69. Steal cafeteria trays or plates, burn large holes in them, and turn them
into the school washer saying 'I guess the food did it'.
70. Leave phony letters of resignation from teachers or administrators on the
principal's desk.
71. Get a small group to always carry screwdrivers and slowly dismantle the
school.
72. Lots of bomb scares tend to break up the boredom especially during exams
or on beautiful days.
73. Photograph teachers and administrators constantly -- even without film.
74. If you've got the nerve piss in your pants while giving an oral report.
75. Splice into your school's intercom system (from a remote hidden spot).
Now you have your own guerilla radio station. Play on!
76. Drop large bottles of ether in science class.
77. Hang your teacher! Hang a hangman's noose from a tree - make a dummy and
hang the dummy from the noose. Pin notes on it like 'Weatherbee in '73.'
To add realism put holes in the body then let dilute ketchup trickle
down.
78. Newspaper stands in buildings are usually left unguarded.
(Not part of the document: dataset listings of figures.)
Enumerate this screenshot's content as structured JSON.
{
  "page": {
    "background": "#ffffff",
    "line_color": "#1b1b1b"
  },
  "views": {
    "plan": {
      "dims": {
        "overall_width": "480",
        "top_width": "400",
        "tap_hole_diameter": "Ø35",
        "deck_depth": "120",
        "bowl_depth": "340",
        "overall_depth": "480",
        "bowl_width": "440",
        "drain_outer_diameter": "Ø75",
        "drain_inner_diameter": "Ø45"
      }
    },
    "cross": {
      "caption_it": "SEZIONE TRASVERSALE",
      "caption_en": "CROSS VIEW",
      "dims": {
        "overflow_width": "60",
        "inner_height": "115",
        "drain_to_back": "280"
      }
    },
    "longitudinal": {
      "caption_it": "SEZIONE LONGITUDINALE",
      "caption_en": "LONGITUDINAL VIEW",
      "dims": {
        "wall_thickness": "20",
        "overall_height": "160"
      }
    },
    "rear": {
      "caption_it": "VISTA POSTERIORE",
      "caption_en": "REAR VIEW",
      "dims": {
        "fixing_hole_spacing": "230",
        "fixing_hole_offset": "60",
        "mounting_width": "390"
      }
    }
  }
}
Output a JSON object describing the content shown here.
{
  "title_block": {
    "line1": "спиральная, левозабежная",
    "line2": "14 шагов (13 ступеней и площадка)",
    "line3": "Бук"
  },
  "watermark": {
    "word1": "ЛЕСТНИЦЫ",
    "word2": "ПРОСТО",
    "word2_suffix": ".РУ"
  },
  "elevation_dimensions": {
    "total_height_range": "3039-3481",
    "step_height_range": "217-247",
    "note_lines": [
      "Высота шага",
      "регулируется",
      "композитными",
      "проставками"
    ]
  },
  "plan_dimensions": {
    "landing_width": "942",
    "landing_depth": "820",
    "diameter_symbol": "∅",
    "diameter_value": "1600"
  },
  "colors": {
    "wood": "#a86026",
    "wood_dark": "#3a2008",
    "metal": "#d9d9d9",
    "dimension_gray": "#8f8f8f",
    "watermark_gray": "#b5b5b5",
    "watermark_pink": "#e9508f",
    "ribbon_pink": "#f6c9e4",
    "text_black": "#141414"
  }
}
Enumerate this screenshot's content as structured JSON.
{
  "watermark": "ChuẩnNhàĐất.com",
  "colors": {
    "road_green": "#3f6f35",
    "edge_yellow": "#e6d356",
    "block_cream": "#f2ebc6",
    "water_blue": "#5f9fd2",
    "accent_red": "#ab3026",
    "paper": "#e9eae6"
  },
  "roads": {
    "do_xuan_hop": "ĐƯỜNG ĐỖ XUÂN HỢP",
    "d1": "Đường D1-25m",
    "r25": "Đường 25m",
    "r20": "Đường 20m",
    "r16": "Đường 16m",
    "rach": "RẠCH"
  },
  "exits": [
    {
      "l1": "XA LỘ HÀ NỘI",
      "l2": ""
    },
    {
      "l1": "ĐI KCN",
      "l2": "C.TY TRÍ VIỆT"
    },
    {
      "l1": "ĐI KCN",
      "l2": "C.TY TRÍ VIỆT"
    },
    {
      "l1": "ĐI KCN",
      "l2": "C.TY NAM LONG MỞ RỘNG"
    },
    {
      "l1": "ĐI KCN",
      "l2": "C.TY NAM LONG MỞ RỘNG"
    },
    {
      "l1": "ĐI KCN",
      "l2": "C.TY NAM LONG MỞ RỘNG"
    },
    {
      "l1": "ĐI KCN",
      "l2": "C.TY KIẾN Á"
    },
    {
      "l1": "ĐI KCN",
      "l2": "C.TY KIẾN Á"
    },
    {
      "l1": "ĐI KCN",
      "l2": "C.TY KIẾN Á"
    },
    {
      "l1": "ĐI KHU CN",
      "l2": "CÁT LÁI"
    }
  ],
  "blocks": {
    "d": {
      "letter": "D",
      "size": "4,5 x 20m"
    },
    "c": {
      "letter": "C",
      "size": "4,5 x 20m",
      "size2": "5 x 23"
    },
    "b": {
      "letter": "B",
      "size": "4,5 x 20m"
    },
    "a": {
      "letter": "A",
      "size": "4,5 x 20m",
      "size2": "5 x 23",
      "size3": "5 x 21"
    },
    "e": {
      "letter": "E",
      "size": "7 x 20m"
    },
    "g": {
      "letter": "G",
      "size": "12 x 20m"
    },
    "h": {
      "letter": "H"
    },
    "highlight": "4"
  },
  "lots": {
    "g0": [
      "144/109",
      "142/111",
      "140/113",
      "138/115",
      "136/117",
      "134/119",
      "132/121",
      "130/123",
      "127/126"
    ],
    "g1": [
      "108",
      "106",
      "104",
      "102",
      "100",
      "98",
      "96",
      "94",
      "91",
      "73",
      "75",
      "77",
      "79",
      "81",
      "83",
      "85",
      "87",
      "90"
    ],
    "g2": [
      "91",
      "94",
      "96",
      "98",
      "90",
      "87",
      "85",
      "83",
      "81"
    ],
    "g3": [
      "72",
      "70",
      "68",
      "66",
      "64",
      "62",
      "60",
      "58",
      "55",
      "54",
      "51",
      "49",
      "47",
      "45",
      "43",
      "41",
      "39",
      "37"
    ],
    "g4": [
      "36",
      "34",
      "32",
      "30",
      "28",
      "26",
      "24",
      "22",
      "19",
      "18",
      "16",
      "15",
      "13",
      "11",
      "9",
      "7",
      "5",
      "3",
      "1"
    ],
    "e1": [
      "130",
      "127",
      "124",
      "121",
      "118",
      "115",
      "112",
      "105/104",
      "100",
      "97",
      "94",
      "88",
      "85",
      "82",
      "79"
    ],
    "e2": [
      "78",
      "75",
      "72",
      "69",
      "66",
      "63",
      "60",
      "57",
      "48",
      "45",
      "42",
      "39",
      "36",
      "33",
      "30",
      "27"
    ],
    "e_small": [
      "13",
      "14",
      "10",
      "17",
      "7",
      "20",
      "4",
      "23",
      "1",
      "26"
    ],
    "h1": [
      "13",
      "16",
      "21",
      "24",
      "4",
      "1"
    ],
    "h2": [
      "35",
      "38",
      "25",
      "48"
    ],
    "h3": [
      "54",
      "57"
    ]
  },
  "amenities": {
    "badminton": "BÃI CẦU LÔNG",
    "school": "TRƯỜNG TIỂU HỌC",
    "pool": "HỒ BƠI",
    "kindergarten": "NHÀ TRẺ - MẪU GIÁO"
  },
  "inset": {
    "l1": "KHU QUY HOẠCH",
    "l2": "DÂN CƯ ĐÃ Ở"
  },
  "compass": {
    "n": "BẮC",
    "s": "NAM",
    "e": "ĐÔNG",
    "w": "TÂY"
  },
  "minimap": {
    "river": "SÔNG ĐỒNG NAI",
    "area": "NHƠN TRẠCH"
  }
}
Take out
papers and replace with rotten comics or papers.
79. Put a rotten apple or stale sandwich on teacher's desk.
80. If your school intercom has phones that connect into the intercom
switchboard, put a small magnet either where the cord comes out of the
handset or in the part where you hear. If the intercom just has a
speaker, put the magnet near or on one of the electrical connections of
the speaker. In either case it will short out the system. It may take
weeks for them to find the trouble.
81. Take the door of the administration offices off its hinges but leave it
standing there so that when the principal tries to open the door in the
morning it will have a slightly crushing effect.